Tuesday 14 February 2017 by FIIG Research ripples_on_water Company updates

Genworth Mortgage Insurance Australia Ltd full year 2016 results

Genworth Australia released its full year 2016 results

Full year 2016 earnings

Key points:

  • Underlying NPAT is down 20% to $212.2m
  • Delinquencies stepped up to 46 bps in 2H16, driving a 35% loss ratio (consistent with guidance)
  • Capital remains strong with Prescribed Capital Amount (PCA) coverage of 1.57x. This translates to circa $400m of surplus capital above the top end of its 1.32x-1.44x target PCA. The company did not highlight any capital management activities
  • FY17 guidance:
    • Gross written premium (GWP)/Net Earned Premium (NEP): Genworth expects both to fall 10%-15% vs. FY16A
    • Loss ratio: 40-50% vs. 35% in FY16A
    • Expense ratio: 28-30% vs. 25.7% in FY16A

Customer contracts

Genworth Australia have flagged it may not renew – in full – its contract with its second largest customer, noting that the customer is “considering other alternatives to traditional lenders mortgage insurance” in particular for their less than 80% loan to value ratio portfolio.

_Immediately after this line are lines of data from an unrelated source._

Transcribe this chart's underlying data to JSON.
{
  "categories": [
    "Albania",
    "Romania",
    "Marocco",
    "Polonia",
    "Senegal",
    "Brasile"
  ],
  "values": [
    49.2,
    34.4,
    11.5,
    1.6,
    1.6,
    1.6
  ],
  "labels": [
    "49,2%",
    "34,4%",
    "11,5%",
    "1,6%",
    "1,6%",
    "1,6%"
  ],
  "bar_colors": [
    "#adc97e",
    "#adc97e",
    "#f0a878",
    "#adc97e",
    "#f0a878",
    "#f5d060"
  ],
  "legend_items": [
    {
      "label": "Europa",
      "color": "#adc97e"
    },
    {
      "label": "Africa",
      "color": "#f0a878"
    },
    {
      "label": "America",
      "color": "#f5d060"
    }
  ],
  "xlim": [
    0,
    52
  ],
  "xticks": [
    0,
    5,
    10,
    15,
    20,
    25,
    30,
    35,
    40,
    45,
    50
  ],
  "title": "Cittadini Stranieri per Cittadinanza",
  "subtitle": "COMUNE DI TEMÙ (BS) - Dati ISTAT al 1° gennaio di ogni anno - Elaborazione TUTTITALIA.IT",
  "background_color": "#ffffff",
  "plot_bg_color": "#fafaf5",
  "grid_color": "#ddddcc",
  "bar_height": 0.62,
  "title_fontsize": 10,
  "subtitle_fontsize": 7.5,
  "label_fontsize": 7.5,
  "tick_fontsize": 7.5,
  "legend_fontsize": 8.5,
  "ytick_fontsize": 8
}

Company FY17 guidance assumes the loss of all GWP relating to this contract. Genworth Australia also advises that its third largest customer contract, due to expire on 20 November 2017, “may or may not” be renewed. Its top three customers accounted for approximately 78% of Genworth’s total new insurance written (NIW) and 71% of GWP in FY16. Commonwealth Bank of Australia (CBA), Genworth Australia’s largest customer, recently renewed its contract to 31 December 2019.

Potential impact on BBSW+3.50% Tier 2 Notes

Summary: If Genworth Australia continues to write less business, liabilities will naturally reduce, reducing the amount of regulatory capital required to be held. As the business shrinks, capital is released which is more than sufficient to repay the $200m Tier 2 notes when they are due. At December 2016 the group held $800m of excess capital. However, Bloomberg consensus expects net income to stabilise in 2018.

New Insurance written

New Insurance written (NIW) continues to shrink, which is reducing gross written premium (GWP). However as GWP reduces, Genworth Australia needs less capital to support a smaller base of liabilities. If the company stopped or writes less new business, liabilities will naturally reduce, releasing capital.


Source: Genworth Australia

At December 2016, Genworth held capital of $2.2bn ($2bn of common equity and $200m BBSW+3.50% Tier 2 Notes) against a minimum regulatory requirement of $1.4bn. The minimum capital requirement reduced from $1.64bn in FY15, given the reduction in premiums.

Genworth therefore holds excess capital of $800m.

Over the last few years as the business has reduced in size, and excess capital has been returned to equity investors via special dividends. If the business continues to shrink, the $200m of Tier 2 Notes may also be repaid, depending on regulatory requirements and cost of funding at the first call date.

GMA is however seeking to develop new product that better aligns with the demands of its customer base. Bloomberg Conesus forecast is for Net Income to fall from $212m in 2016 to $160m in 2017, then to $155m in 2018, before increasing in 2019 to $162m.